Auch wenn Polizisten, die also eine erheblich längere Ausbildungszeit durchlaufen, beim Berufseinstieg finanziell nicht signifikant mehr verdienen, so ist doch die soziale Absicherung ein erheblicher Anreiz. Die Polizei wird auch nach der jetzt beschlossenen Personalaufstockung ein Konkurrent für die Sicherheitswirtschaft um neue Kräfte bleiben. „Jeder dritte Beamte ist älter als 51 Jahre“, schrieb die „Märkische Allgemeine“ im Mai zum Stand der Polizei in Brandenburg und ergänzt: „Um die Abgänge auszugleichen, will Brandenburg pro Jahr 400 Polizeianwärter im mittleren und gehobenen Dienst einstellen.“
„…+ 1.600 € Gutschein egal für was!!“
Wer wird den Wettbewerb um die besten Mitarbeiter gewinnen? Eine sicher kurios anmutende Frage, aber sie ist berechtigt. Wenn man bei den ebay Kleinanzeigen Inserate mit der Überschrift „Sachkunde §34a GewO (Security) + 1.600 € Gutschein egal für was!!“ findet, dazu eine Handynummer und ein Bild auf dem zu lesen ist „Sachkunde großer Schein umsonst“, kommen Zweifel an der Seriosität des Angebotes auf. An wen richten sich derartige Offerten, die fast wie die Einladung zu einer Kaffeefahrt klingen? Schrecken sie nicht ernsthafte Anwärter für den Beruf ab? Auch weil sie das „Milieu“ der dort Beschäftigten in einem äußerst zweifelhaften Licht erscheinen lassen.
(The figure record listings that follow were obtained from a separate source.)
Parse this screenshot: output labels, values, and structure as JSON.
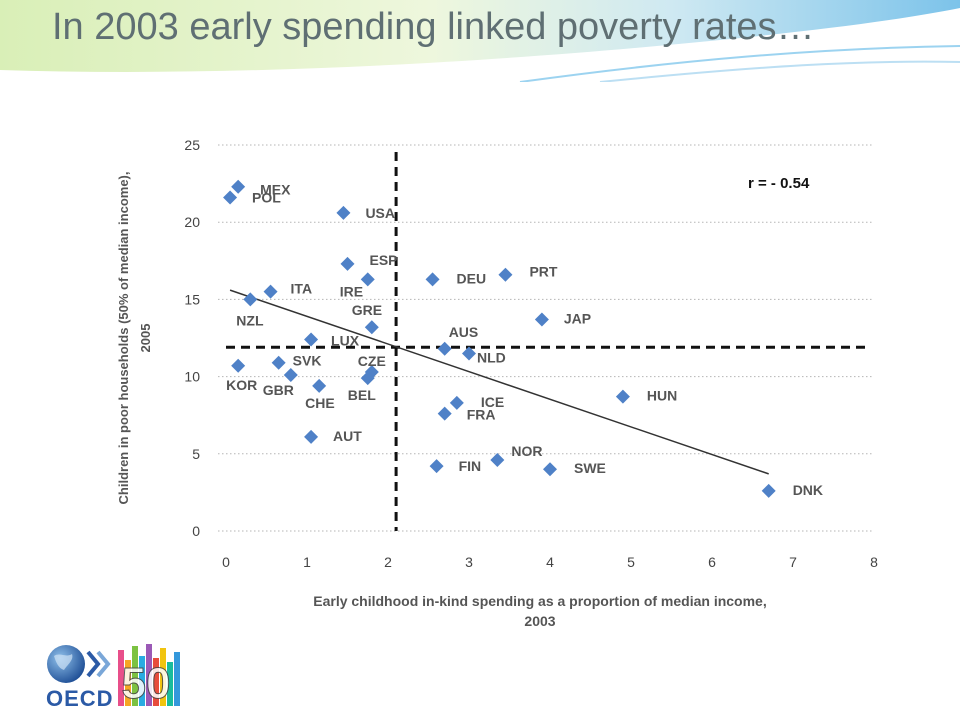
{
  "slide": {
    "title": "In 2003 early spending linked poverty rates…"
  },
  "logo": {
    "text": "OECD",
    "number": "50"
  },
  "colors": {
    "title": "#5f6f73",
    "marker": "#4f81c7",
    "banner_light": "#e6f3c8",
    "banner_blue": "#8ec9ea"
  },
  "chart_data": {
    "type": "scatter",
    "xlabel": "Early childhood in-kind spending as a proportion of median income, 2003",
    "xlabel_lines": [
      "Early childhood in-kind spending as a proportion of median income,",
      "2003"
    ],
    "ylabel": "Children in poor households (50% of median income), 2005",
    "ylabel_lines": [
      "Children in poor households (50% of median income),",
      "2005"
    ],
    "xlim": [
      0,
      8
    ],
    "ylim": [
      0,
      25
    ],
    "xticks": [
      0,
      1,
      2,
      3,
      4,
      5,
      6,
      7,
      8
    ],
    "yticks": [
      0,
      5,
      10,
      15,
      20,
      25
    ],
    "grid": "horizontal dotted",
    "annotation": "r = - 0.54",
    "reference_lines": {
      "x": 2.1,
      "y": 11.9
    },
    "trendline": {
      "x": [
        0.05,
        6.7
      ],
      "y": [
        15.6,
        3.7
      ]
    },
    "points": [
      {
        "label": "MEX",
        "x": 0.15,
        "y": 22.3
      },
      {
        "label": "POL",
        "x": 0.05,
        "y": 21.6
      },
      {
        "label": "USA",
        "x": 1.45,
        "y": 20.6
      },
      {
        "label": "ESP",
        "x": 1.5,
        "y": 17.3
      },
      {
        "label": "IRE",
        "x": 1.75,
        "y": 16.3
      },
      {
        "label": "DEU",
        "x": 2.55,
        "y": 16.3
      },
      {
        "label": "PRT",
        "x": 3.45,
        "y": 16.6
      },
      {
        "label": "ITA",
        "x": 0.55,
        "y": 15.5
      },
      {
        "label": "NZL",
        "x": 0.3,
        "y": 15.0
      },
      {
        "label": "GRE",
        "x": 1.8,
        "y": 13.2
      },
      {
        "label": "JAP",
        "x": 3.9,
        "y": 13.7
      },
      {
        "label": "LUX",
        "x": 1.05,
        "y": 12.4
      },
      {
        "label": "AUS",
        "x": 2.7,
        "y": 11.8
      },
      {
        "label": "NLD",
        "x": 3.0,
        "y": 11.5
      },
      {
        "label": "KOR",
        "x": 0.15,
        "y": 10.7
      },
      {
        "label": "SVK",
        "x": 0.65,
        "y": 10.9
      },
      {
        "label": "CZE",
        "x": 1.8,
        "y": 10.3
      },
      {
        "label": "GBR",
        "x": 0.8,
        "y": 10.1
      },
      {
        "label": "CHE",
        "x": 1.15,
        "y": 9.4
      },
      {
        "label": "BEL",
        "x": 1.75,
        "y": 9.9
      },
      {
        "label": "HUN",
        "x": 4.9,
        "y": 8.7
      },
      {
        "label": "ICE",
        "x": 2.85,
        "y": 8.3
      },
      {
        "label": "FRA",
        "x": 2.7,
        "y": 7.6
      },
      {
        "label": "AUT",
        "x": 1.05,
        "y": 6.1
      },
      {
        "label": "NOR",
        "x": 3.35,
        "y": 4.6
      },
      {
        "label": "FIN",
        "x": 2.6,
        "y": 4.2
      },
      {
        "label": "SWE",
        "x": 4.0,
        "y": 4.0
      },
      {
        "label": "DNK",
        "x": 6.7,
        "y": 2.6
      }
    ]
  }
}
Sicher wird das nun angepeilte Gesetz der privaten Sicherheitsdienstleister die Frage nicht unbeantwortet lassen, welche Kriterien für die Ausbildung künftig gelten werden. Und, das erscheint bei einem derart unübersichtlichen Markt mit 6500 Unternehmen und den vielfältigsten Auftraggebern unabdingbar, es muss eine Stelle geben, die regelmäßig die Standards überprüft.
Die oben schon erwähnte Aufsichtsbehörde könnte den Weg dafür ebnen, dass seriöse Sicherheitsdienstleister sich nicht länger für die Verfehlungen der schwarzen Schafe des Gewerbes rechtfertigen müssen. Ein steigendes Ansehen der Branche und ihrer Mitarbeiter wäre längerfristig zu erwarten. Mit Sicherheit ein Plus bei der Rekrutierung qualifizierter und motivierter Mitarbeiter.